Week 1: A Collective Start

The icebreakers that kicked off class this semester guided our discussion about group dynamics and many considerations for designing collective experiences. Through conversation we articulated that a collective engenders a sense of good and positive feelings, and on the other hand, we pinpointed an underlying discomfort when interacting with others.

Questions we identified and asked included: 
As a participant, what are your expectations for your level of involvement? 
How are those expectations and your participation altered by group size, context, setting, and behaviors?
How are you communicating with others? 
What impacts your decision to follow the group or abstain from activity? 
Are you judgmental, anxious, comfortable, preoccupied with strategizing? 
Do you sense tension, conflict, competitiveness, lack of interest?
Does the activity encourage or discourage leadership and how? 

I’m excited to explore these ideas further as we learn to work with web sockets to create collaborative experiences mediated by technology. It’s a lovely continuation of my investigations in Socially Engaged Art last semester.

After the icebreakers we covered some basic Terminal commands, ensured that Node and the Express and Socket.io packages were installed, and launched a local server on our laptops. My novice understanding is that Node is a JavaScript framework for creating web applications and Express routes all requests from a client to a public server-side directory. A socket acts like a pipe through which the server receives data from many clients and emits it back out. How the server handles that data (leave it as is or transform it) and to which clients it broadcasts the data (all, one, only a few?) allows for many possible permutations .

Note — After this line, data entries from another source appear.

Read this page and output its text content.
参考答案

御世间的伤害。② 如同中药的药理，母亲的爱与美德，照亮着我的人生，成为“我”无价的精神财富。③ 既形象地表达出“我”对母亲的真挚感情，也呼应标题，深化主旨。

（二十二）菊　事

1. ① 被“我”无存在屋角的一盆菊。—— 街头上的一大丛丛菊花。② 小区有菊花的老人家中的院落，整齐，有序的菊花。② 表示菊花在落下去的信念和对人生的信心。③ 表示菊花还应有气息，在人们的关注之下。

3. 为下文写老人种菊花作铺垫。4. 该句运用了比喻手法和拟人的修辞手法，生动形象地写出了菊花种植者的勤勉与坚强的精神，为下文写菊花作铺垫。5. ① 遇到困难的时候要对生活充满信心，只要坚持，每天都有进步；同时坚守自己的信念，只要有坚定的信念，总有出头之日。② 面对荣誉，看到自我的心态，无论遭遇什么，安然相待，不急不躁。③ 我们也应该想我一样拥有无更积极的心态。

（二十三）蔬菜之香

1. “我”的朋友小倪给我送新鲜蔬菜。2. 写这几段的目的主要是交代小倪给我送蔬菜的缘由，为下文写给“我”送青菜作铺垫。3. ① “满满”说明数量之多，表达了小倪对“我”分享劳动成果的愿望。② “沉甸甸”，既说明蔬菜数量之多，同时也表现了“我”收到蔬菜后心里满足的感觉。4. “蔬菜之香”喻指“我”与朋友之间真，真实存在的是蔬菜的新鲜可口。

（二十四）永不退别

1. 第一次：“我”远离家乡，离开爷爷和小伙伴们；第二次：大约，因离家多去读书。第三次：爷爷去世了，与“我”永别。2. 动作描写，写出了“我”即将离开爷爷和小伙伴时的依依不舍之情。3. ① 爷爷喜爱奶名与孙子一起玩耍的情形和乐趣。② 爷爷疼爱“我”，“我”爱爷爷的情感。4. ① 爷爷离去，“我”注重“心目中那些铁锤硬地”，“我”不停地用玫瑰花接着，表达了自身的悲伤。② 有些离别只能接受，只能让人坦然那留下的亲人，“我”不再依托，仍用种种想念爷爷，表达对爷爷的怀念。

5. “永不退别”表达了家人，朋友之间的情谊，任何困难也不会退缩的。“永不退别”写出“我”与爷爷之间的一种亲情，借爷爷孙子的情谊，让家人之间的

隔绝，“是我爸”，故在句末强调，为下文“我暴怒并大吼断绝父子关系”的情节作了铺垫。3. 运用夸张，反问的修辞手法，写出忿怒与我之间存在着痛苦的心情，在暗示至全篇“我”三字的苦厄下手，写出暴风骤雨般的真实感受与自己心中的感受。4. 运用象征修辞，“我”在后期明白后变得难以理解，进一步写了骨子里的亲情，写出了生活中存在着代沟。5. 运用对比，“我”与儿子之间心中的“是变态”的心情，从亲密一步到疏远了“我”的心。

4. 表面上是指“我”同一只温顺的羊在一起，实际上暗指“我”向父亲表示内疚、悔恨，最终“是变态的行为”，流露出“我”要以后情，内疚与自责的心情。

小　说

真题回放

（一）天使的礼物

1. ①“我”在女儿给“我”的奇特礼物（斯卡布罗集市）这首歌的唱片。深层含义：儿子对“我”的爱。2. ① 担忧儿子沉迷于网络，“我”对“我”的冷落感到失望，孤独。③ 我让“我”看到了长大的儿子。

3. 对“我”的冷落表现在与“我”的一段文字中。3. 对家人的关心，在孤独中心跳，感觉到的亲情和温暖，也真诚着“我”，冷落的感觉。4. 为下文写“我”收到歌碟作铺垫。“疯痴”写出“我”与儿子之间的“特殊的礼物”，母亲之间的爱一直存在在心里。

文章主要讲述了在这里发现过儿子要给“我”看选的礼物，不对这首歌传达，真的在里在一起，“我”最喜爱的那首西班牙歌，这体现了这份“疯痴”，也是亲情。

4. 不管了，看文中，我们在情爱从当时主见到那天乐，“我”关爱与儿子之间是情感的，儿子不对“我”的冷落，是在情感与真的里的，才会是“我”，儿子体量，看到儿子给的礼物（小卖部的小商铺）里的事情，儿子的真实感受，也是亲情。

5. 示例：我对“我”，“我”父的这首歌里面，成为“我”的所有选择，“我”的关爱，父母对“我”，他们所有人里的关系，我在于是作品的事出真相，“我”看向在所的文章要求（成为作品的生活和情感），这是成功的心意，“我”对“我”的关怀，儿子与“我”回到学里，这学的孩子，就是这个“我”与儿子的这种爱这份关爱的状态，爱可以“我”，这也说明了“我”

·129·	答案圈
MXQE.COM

With my environment set and a local server running, we started with the simplest of designs in the provided example sketches (and similar to the architecture of my experiments last fall): a client sends data, and the server broadcasts it to all connected clients except the original one. In a shared canvas scenario, all clients are equally represented. For example, when drawing in a browser window that points to my local server, those marks appear in all other open windows at the same address and vice versa. The server.js file contains all the code for running the server and receiving and sending messages from clients via sockets, and the sketch.js file (in the public directory) holds all of the client code which sends and receives message to and from the server.

During class we practiced sending two different types of input: mouse position (X and Y coordinates) and text. As a class we brainstormed additional inputs to illustrate and for our assignment, wrote sketches for at least two of those inputs. I worked with changing canvas size and mouseClicked. Without changing any of the code in the server.js file, I modified one of the sample sketch.js files to write my own interpretations for both of these inputs.

Changing Canvas Size
I understand the flow of the changing canvas size sketch to work this way. When I open a new window at my local server, a canvas is rendered with dimensions determined by the window’s width and height in setup(). The same happens for any subsequent new windows (for clarity here I’ll call these remote clients even though technically they are still on my machine).

When I adjust the size of my local window using the windowResized() function, the canvas adjusts accordingly. At the same time, this emits an event, called data, to the server through a socket with two points of information—one for width and one for height:

function windowResized() {
  resizeCanvas(windowWidth, windowHeight);
  socket.emit('data', {w: windowWidth, h: windowHeight});

When a remote client receives this data event from the server, it simultaneously calls a drawCanvas() function (my own name). Through this callback function I pass the width and height inputs which I represent in an argument (of my own name) called “size”, so drawCanvas(size). Within this function, the createCanvas function is called with the new dimensions. Notice how the width (w) and height (h) data points (same as I used in the windowResized() function are appended to size as attributes.

function drawCanvas(size) {
  createCanvas(size.w, size.h);
  drawRect();
}

Just for fun I added a dynamically-changing rectangle to this sketch for additional resizing reference.

Code on GitHub
RemixPlay on Glitch

canvasSize.gif

 

mouseClicked
In this example, every time the mouse is clicked it draws an ellipse at the mouse’s X and Y position with a random hue and alpha (degree of transparency). Here I learned that how to send even more data inputs through the socket in the bundled “data” message, in this case adding the variables h and a for hue and alpha respectively.

function mouseClicked() {
  let h = random(100);  // Define and initialize a variable for hue
  let a = random(100);  // Define and initialize a variable for alpha
  fill(h, 100, 100, a);
  noStroke();
  ellipse(mouseX, mouseY, 100, 100);
  socket.emit('data', {x: mouseX, y: mouseY, h, a});
}

When additional clients receive the “data” message the drawEllipse() function is called to render circles in the same locations and with the same color values: 

function drawEllipse(data) {
  fill(data.h, 100, 100, data.a);
  noStroke();
  ellipse(data.x, data.y, 100, 100);
}

Of note, I noticed greater transparency values for ellipses rendered on remote clients, and I'm not sure why that is.